Researchers have developed a new artificial intelligence (AI) tool which they say could help predict new viral variants before they emerge.
The model, named EVEscape, predicts the likelihood that a viral mutation will enable it to escape immune responses -- for instance, by preventing antibodies from binding. EVEscape was developed by scientists at the University of Oxford and Harvard Medical School who say it could help in the design of vaccines to target variants of concern before they become prevalent.
“Our study shows that had EVEscape been deployed at the start of the Covid-19 pandemic, it would have accurately predicted the most frequent mutations and the most concerning variants for SARS-CoV-2,” said Pascal Notin, co-lead author of the research paper published in Nature.
The model was developed by the Debora Marks Lab at Harvard Medical School and Oxford Applied and Theoretical Machine Learning Group (OATML) at the University of Oxford. The core component of EVEscape is EVE -- short for “evolutionary model of variant effect” -- which the research team originally developed to predict the effects of genetic mutations on human disease risk. EVEscape combines a deep-learning model of how a virus evolves with detailed biological and structural information to enable predictions about the variants most likely to occur.
The model of protein sequences helps researchers understand which mutations preserve the fitness of a given virus. Researchers say that it quantifies the “viral escape potential of mutations at scale” and can be applied before surveillance sequencing, experimental scans, or three-dimensional structures of antibody complexes are available.
For the study, they tested the model using information only available at the beginning of the COVID-19 pandemic in February 2020. It successfully predicted which SARS-CoV-2 mutations would occur during the pandemic and which would become the most prevalent, according to researchers.
“We demonstrate that EVEscape, trained on sequences available before 2020, is as accurate as high-throughput experimental scans at anticipating pandemic variation for SARS-CoV-2,” the authors wrote.

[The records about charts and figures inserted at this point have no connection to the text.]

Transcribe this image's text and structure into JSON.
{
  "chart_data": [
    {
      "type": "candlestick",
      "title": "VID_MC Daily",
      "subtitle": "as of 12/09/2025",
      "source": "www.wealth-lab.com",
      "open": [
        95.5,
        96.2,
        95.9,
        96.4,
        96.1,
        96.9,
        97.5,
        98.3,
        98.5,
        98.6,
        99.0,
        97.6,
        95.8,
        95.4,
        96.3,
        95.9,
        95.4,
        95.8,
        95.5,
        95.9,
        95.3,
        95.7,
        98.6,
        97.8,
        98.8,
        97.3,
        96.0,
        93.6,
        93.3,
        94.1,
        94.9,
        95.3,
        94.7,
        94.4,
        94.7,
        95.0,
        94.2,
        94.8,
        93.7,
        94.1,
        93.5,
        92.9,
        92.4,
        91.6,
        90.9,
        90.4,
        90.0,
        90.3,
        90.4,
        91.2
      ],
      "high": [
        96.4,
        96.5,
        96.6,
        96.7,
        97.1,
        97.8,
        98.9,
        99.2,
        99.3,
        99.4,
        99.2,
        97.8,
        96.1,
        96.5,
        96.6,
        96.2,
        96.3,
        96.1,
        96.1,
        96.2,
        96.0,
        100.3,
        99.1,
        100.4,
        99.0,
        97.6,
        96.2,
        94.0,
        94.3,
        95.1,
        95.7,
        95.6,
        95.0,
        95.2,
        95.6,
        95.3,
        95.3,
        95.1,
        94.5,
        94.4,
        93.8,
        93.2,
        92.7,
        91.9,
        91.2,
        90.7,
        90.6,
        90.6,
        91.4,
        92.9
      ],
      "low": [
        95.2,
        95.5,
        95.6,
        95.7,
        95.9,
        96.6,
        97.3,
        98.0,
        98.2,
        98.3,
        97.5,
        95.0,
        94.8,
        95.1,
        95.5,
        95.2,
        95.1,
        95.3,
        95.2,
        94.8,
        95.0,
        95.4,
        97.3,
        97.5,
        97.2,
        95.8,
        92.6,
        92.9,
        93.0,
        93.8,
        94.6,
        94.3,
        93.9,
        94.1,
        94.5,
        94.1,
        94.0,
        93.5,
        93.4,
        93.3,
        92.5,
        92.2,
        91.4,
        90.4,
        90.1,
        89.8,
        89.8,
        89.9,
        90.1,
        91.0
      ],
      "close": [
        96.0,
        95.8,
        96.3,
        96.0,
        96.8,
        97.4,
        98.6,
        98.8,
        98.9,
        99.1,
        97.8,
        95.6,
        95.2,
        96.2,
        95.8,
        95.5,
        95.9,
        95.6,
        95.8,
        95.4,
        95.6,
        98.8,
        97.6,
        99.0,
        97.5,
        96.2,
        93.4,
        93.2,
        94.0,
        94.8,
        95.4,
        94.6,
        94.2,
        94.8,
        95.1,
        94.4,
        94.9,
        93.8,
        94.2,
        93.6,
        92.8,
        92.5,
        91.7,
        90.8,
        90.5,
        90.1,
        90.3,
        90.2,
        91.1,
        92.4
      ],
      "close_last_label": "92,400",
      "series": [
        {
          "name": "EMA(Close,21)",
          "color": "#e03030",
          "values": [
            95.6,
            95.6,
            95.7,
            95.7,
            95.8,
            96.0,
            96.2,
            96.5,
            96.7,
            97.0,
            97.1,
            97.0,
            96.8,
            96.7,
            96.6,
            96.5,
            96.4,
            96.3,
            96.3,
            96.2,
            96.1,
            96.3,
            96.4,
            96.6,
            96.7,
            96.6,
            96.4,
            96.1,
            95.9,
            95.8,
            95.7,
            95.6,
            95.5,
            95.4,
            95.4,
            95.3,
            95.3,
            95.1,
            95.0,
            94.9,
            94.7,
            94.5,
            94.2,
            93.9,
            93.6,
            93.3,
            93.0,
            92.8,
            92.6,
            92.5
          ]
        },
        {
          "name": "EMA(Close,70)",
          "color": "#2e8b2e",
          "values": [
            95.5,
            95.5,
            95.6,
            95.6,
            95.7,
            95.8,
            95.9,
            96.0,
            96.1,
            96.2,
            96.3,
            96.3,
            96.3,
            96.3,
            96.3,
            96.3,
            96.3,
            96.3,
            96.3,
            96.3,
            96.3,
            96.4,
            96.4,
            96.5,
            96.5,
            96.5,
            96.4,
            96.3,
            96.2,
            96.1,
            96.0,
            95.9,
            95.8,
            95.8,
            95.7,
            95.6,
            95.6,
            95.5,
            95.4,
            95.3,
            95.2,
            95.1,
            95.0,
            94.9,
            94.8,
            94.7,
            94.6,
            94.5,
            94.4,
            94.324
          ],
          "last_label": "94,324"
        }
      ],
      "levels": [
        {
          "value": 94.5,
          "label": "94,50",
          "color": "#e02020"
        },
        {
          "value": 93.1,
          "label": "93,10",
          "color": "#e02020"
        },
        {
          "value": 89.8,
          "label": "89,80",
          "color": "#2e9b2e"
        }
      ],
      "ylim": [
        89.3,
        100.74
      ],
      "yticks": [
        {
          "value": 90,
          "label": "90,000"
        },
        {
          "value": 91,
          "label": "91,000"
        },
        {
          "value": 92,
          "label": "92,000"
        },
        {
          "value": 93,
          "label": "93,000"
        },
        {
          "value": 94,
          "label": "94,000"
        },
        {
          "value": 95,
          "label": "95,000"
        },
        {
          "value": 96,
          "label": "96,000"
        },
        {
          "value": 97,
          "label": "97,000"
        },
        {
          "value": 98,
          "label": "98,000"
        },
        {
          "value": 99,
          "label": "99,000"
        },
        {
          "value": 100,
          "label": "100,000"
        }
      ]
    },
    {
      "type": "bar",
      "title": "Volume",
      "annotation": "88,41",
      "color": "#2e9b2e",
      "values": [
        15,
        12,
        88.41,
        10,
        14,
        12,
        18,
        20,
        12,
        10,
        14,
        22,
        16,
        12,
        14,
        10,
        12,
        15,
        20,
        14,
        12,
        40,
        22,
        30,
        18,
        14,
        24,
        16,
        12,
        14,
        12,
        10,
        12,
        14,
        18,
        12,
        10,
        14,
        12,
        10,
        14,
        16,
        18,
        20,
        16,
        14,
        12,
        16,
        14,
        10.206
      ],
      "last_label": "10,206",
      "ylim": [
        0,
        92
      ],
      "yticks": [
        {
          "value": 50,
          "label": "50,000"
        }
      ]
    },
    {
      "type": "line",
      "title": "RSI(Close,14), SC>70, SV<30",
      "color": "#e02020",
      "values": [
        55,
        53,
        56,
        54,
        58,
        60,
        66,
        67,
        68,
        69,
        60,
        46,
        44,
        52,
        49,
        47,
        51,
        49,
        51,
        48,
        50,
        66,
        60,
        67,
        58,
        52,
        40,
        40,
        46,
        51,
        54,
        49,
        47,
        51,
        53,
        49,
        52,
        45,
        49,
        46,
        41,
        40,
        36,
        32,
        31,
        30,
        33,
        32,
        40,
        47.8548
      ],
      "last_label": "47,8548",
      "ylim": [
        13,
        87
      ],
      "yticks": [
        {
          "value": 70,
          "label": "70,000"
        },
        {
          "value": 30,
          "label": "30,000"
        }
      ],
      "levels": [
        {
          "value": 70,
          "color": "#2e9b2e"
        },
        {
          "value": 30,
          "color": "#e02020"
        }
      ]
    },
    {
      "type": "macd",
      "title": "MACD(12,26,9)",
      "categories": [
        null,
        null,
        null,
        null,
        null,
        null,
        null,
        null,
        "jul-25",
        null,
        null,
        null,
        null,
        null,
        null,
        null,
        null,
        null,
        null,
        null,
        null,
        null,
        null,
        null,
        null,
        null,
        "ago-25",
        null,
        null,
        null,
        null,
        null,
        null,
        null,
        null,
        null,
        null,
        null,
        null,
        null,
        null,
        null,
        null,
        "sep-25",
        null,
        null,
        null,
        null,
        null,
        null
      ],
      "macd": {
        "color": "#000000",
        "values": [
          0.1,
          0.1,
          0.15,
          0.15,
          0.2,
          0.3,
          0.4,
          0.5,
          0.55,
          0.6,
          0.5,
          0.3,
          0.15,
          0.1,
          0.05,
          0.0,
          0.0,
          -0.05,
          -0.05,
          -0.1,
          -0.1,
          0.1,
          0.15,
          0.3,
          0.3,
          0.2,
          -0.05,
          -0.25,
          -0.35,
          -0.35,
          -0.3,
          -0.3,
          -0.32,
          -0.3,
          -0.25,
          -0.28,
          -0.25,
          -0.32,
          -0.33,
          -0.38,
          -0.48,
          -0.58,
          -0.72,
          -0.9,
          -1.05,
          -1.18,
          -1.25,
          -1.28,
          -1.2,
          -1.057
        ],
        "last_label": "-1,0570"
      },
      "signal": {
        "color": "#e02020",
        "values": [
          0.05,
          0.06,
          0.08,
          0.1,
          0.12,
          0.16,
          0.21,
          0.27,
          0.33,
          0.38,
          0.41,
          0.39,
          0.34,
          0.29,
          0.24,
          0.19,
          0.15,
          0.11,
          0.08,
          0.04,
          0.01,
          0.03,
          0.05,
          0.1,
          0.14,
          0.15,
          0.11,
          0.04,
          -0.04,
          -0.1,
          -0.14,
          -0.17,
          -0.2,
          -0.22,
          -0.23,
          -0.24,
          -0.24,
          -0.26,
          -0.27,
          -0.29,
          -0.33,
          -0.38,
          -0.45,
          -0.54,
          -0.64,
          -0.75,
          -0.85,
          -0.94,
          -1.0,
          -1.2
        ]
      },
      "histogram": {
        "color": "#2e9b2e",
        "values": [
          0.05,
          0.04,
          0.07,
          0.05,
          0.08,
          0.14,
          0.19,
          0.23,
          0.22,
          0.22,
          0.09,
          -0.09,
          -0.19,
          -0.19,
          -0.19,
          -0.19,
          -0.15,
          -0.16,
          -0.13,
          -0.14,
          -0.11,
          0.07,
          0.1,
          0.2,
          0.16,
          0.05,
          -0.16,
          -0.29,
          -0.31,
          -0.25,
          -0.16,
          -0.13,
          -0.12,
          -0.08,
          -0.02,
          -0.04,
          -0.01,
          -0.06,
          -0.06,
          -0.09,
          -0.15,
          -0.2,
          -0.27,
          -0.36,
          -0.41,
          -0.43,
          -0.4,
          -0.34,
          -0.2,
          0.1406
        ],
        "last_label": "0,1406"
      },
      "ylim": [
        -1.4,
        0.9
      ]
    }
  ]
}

The model also predicted which antibody-based therapies would lose their efficacy as the pandemic progressed; the virus developed mutations to escape these treatments.
In principle, this model could also be applied to other viruses including influenza, HIV, and understudied viruses with pandemic potential such as Lassa and Nipah.
A key advantage of the model, say researchers, is that it would already be available at the start of a pandemic, so there would be no need to wait for relevant antibodies to arise in the population to predict which variants were the most concerning.
“We want to know if we can anticipate the variation in viruses and forecast new variants -- because if we can, that’s going to be extremely important for designing vaccines and therapies,” said Debora Marks, a co-author and professor of systems biology in the Blavatnik Institute at Harvard Medical School.